À la différence des héros de Voyou, qui reviennent sur leur passé, le raconte, l’ausculte, le reformule, les héros du roman que je suis en train d’écrire en ce moment se taisent. Ils tentent de fuir leurs souvenirs, de les estomper, d’oublier. Ils cherchent à effacer le traumatisme, à ne pas regarder en arrière. Mais surtout, ils se taisent. Ne parlent pas de ce qu’ils ont vécu, ni avec eux-mêmes ni avec les autres. Mais les souvenirs, y compris ceux qu’on a refoulés, se débrouillent toujours pour resurgir, et, plus vivants que jamais, ils reviennent défier les lèvres closes. Du combat entre le besoin incontrôlable de se rappeler et la volonté d’oublier résulte le silence sur lequel j’essaie à présent d’écrire.

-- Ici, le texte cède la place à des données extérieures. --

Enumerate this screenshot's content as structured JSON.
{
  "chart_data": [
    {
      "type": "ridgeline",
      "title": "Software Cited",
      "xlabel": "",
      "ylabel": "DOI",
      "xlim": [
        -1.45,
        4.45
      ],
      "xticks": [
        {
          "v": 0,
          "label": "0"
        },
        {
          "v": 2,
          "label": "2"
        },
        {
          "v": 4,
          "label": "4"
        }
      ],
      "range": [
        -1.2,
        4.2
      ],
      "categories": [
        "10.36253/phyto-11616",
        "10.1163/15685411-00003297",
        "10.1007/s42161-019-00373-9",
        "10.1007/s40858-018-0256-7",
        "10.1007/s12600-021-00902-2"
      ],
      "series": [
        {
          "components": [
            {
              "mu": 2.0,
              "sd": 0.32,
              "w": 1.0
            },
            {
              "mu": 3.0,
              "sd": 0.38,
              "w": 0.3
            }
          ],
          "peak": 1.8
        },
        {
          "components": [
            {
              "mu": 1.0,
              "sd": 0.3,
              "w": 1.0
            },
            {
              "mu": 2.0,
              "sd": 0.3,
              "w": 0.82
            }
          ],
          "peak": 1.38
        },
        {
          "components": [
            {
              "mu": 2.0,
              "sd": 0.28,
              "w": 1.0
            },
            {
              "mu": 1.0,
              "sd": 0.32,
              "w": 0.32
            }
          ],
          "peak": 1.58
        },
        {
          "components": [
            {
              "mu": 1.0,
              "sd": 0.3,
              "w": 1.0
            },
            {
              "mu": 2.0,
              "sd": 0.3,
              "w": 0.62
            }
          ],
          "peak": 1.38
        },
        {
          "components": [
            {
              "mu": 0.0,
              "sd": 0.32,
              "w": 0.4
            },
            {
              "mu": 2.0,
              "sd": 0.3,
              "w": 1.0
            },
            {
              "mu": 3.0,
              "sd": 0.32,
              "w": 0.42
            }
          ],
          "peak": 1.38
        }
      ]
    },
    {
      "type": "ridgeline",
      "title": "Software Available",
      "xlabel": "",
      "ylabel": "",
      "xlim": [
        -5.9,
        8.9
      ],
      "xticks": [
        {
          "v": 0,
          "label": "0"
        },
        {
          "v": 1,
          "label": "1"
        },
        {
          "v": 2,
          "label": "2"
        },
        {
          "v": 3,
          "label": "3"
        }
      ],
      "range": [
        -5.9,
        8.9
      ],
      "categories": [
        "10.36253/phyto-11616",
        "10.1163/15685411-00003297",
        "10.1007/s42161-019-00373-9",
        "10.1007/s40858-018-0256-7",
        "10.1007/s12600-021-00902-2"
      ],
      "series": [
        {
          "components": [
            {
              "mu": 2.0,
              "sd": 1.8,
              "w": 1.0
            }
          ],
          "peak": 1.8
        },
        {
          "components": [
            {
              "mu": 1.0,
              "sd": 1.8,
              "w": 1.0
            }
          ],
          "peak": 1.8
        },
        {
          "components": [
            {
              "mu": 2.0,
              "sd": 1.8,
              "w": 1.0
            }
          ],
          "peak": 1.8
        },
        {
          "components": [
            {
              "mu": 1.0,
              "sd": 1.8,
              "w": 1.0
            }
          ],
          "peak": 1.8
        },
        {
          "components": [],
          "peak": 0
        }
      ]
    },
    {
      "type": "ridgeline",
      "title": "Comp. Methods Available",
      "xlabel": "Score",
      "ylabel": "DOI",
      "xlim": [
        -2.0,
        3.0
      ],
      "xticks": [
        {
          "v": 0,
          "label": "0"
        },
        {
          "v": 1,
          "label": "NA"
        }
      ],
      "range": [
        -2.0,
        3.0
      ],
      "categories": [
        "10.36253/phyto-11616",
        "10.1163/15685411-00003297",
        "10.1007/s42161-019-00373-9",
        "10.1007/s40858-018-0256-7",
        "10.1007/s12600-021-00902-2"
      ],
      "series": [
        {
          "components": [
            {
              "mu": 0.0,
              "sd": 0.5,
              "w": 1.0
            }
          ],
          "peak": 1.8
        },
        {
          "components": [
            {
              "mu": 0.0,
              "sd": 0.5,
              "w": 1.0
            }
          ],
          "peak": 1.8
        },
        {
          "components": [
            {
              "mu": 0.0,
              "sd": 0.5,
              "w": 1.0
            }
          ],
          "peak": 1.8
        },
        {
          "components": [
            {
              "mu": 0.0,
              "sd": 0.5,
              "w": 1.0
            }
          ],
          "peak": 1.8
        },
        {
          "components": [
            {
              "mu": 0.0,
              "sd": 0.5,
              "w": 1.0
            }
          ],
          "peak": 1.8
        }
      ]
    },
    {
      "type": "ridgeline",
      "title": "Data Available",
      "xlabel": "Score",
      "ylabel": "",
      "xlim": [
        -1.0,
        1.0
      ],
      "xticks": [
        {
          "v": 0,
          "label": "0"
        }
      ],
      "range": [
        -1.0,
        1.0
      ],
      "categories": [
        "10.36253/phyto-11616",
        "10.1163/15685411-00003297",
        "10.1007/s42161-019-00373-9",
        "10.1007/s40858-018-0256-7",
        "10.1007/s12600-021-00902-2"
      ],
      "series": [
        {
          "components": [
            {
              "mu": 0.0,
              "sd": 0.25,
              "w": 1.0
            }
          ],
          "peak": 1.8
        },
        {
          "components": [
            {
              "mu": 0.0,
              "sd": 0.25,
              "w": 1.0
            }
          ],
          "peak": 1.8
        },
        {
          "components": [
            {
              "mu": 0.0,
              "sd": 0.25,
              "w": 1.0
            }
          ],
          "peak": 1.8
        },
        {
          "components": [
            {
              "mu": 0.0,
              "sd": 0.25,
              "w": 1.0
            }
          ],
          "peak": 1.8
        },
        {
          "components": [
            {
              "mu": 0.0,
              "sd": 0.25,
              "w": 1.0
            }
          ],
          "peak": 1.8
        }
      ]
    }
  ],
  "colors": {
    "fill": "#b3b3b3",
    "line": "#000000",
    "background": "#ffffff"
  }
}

Je pense aussi qu’écrire oblige à regarder en arrière, à s’interroger sur ses propres souvenirs ou sur ceux des autres, même quand le récit est totalement imaginaire. Cependant, dès que l’on aborde la biographie ou l’autobiographie, se met en branle une forme de négociation entre les souvenirs et l’histoire que l’écrivain veut écrire. En effet, les bons souvenirs – au sens narratif du terme – ont une nette propension à vouloir se servir de l’écrivain pour être présentés tels qu’ils sont, alors que c’est, au contraire, l’écrivain qui doit se servir d’eux selon les besoins de ce qu’il a décidé de raconter. Parfois, ce n’est qu’au terme d’un processus compliqué qu’il arrive à les arracher à leur réalité pour les utiliser comme bon lui semble.

À ce propos, il paraît, d’après ma femme, que j’ai une fâcheuse tendance à faire de même dans ma vie de tous les jours, aussi bien avec mes propres souvenirs qu’avec ceux des autres. Étant donné qu’elle a une excellente mémoire, je ne vois pas comment je pourrais la contredire.